# Operating U.S. LLC from abroad



## ina

I'm a U.S. citizen who moved to Europe 3 months ago. I still have my LLC (for my online business) registered in the U.S. I initially thought I would keep it registered there because I plan to return to the U.S. in the future (maybe in 2-3 years). But now I'm not sure if this is a good idea because of taxes. If I have a U.S. LLC (in a state where I also have to pay income tax and general excise tax), do I have to pay taxes in the U.S. (federal and state) and in Europe as well? Is it wiser if I just close the LLC since I also have to register my business in Europe (for tax reasons since I currently reside here)? If there is a legal and tax-efficient way how I can keep this company registered in the U.S. I would do that.


----------



## Bevdeforges

If you're the only employee in the company, you're going to have to register your business where you currently are so that you are properly enrolled for social insurances and taxes. Normally, you should be able to qualify under the Foreign Earned Income Exclusion to exclude (using form 2555) your earnings while you are resident in Germany. But, unless you are enrolled in the German social insurances system, you'll still be liable for "self-employment tax" in the US (i.e. Social Security).
Cheers,
Bev


----------



## ina

Thanks Bev for your reply. Yes, I'm the only employee. I plan to register this business in Germany but I'm not sure yet how taxes work here. So if I pay all required taxes in Germany as a self-employed person do I also have to pay self-employment tax in the U.S.? 
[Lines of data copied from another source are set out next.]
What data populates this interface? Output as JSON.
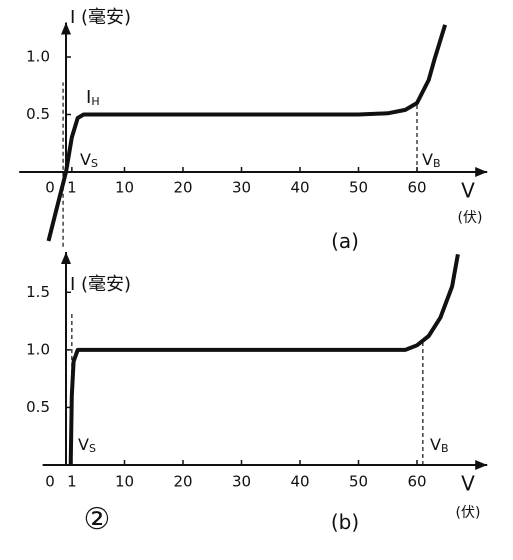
{
  "chart_data": [
    {
      "type": "line",
      "xlim": [
        -8,
        72
      ],
      "ylim": [
        -0.65,
        1.3
      ],
      "xticks": [
        0,
        1,
        10,
        20,
        30,
        40,
        50,
        60
      ],
      "yticks": [
        0.5,
        {
          "value": 1,
          "label": "1.0"
        }
      ],
      "y_label": "I (毫安)",
      "x_label": "V",
      "x_unit": "(伏)",
      "x": [
        -3,
        -1.5,
        0,
        1,
        2,
        3,
        10,
        20,
        30,
        40,
        50,
        55,
        58,
        60,
        62,
        63,
        64.8
      ],
      "series": [
        {
          "color": "#111111",
          "values": [
            -0.6,
            -0.3,
            0,
            0.3,
            0.47,
            0.5,
            0.5,
            0.5,
            0.5,
            0.5,
            0.5,
            0.51,
            0.54,
            0.6,
            0.8,
            0.98,
            1.28
          ]
        }
      ],
      "vlines": [
        -0.5,
        60
      ],
      "annotations": [
        {
          "text": "I",
          "sub": "H"
        },
        {
          "text": "V",
          "sub": "S"
        },
        {
          "text": "V",
          "sub": "B"
        },
        {
          "text": "(a)"
        }
      ]
    },
    {
      "type": "line",
      "xlim": [
        -4,
        72
      ],
      "ylim": [
        0,
        1.85
      ],
      "xticks": [
        0,
        1,
        10,
        20,
        30,
        40,
        50,
        60
      ],
      "yticks": [
        0.5,
        {
          "value": 1,
          "label": "1.0"
        },
        1.5
      ],
      "y_label": "I (毫安)",
      "x_label": "V",
      "x_unit": "(伏)",
      "x": [
        0.8,
        1,
        1.3,
        2,
        10,
        20,
        30,
        40,
        50,
        58,
        60,
        62,
        64,
        66,
        67
      ],
      "series": [
        {
          "color": "#111111",
          "values": [
            0,
            0.6,
            0.9,
            1.0,
            1.0,
            1.0,
            1.0,
            1.0,
            1.0,
            1.0,
            1.04,
            1.12,
            1.28,
            1.55,
            1.83
          ]
        }
      ],
      "vlines": [
        1,
        61
      ],
      "annotations": [
        {
          "text": "V",
          "sub": "S"
        },
        {
          "text": "V",
          "sub": "B"
        },
        {
          "text": "(b)"
        },
        {
          "text": "②"
        }
      ]
    }
  ]
}
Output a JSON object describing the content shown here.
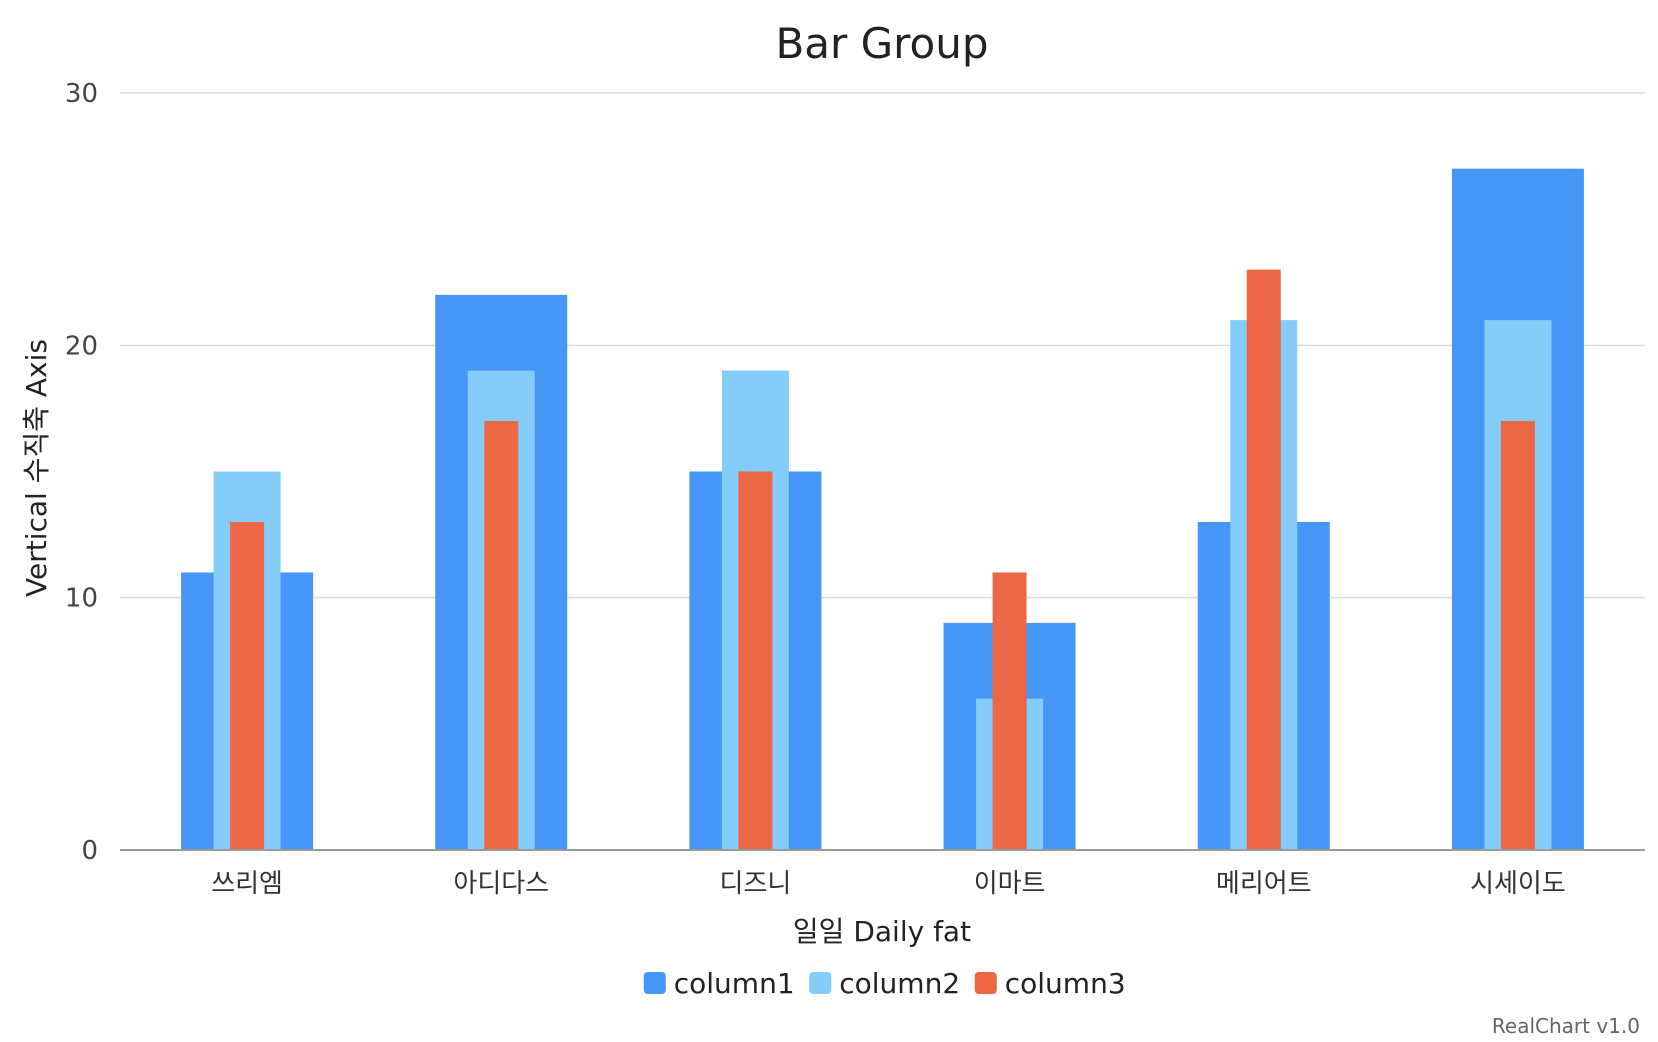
{
  "chart_data": {
    "type": "bar",
    "title": "Bar Group",
    "xlabel": "일일 Daily fat",
    "ylabel": "Vertical 수직축 Axis",
    "ylim": [
      0,
      30
    ],
    "yticks": [
      0,
      10,
      20,
      30
    ],
    "categories": [
      "쓰리엠",
      "아디다스",
      "디즈니",
      "이마트",
      "메리어트",
      "시세이도"
    ],
    "series": [
      {
        "name": "column1",
        "values": [
          11,
          22,
          15,
          9,
          13,
          27
        ]
      },
      {
        "name": "column2",
        "values": [
          15,
          19,
          19,
          6,
          21,
          21
        ]
      },
      {
        "name": "column3",
        "values": [
          13,
          17,
          15,
          11,
          23,
          17
        ]
      }
    ],
    "grid": true,
    "legend_position": "bottom",
    "layout_style": "overlapped",
    "colors": {
      "column1": "#4596F6",
      "column2": "#84CCF9",
      "column3": "#EB6745"
    }
  },
  "credit": "RealChart v1.0"
}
I have read that some U.S. citizens living abroad who have an online business register it either in Wyoming or Nevada because they have favorable tax laws and make registering a business easy. But what I don't understand is how taxes would work in such a case, especially if one resides abroad and has the same business registered there. Do you know who to contact, a CPA? I guess it would have to be a CPA who knows about business owners living abroad.


----------



## Bevdeforges

If you are fully registered in Germany and paying your various social insurances, you do not have to pay self-employment tax in the US. I would just list your German company as your "employer" and report your remuneration from the business as your salary income for US tax purposes. (Just remember that for US tax purposes, you are supposed to report your gross income - not the "taxable income" as it is calculated in Europe, usually subtracting what you have paid for social insurances.)

It depends on the country you're living in, but registering an online business in a low tax state really doesn't get you anything if you're legally resident outside the US. (Except perhaps another set of paperwork to file every year.)
Cheers,
Bev


----------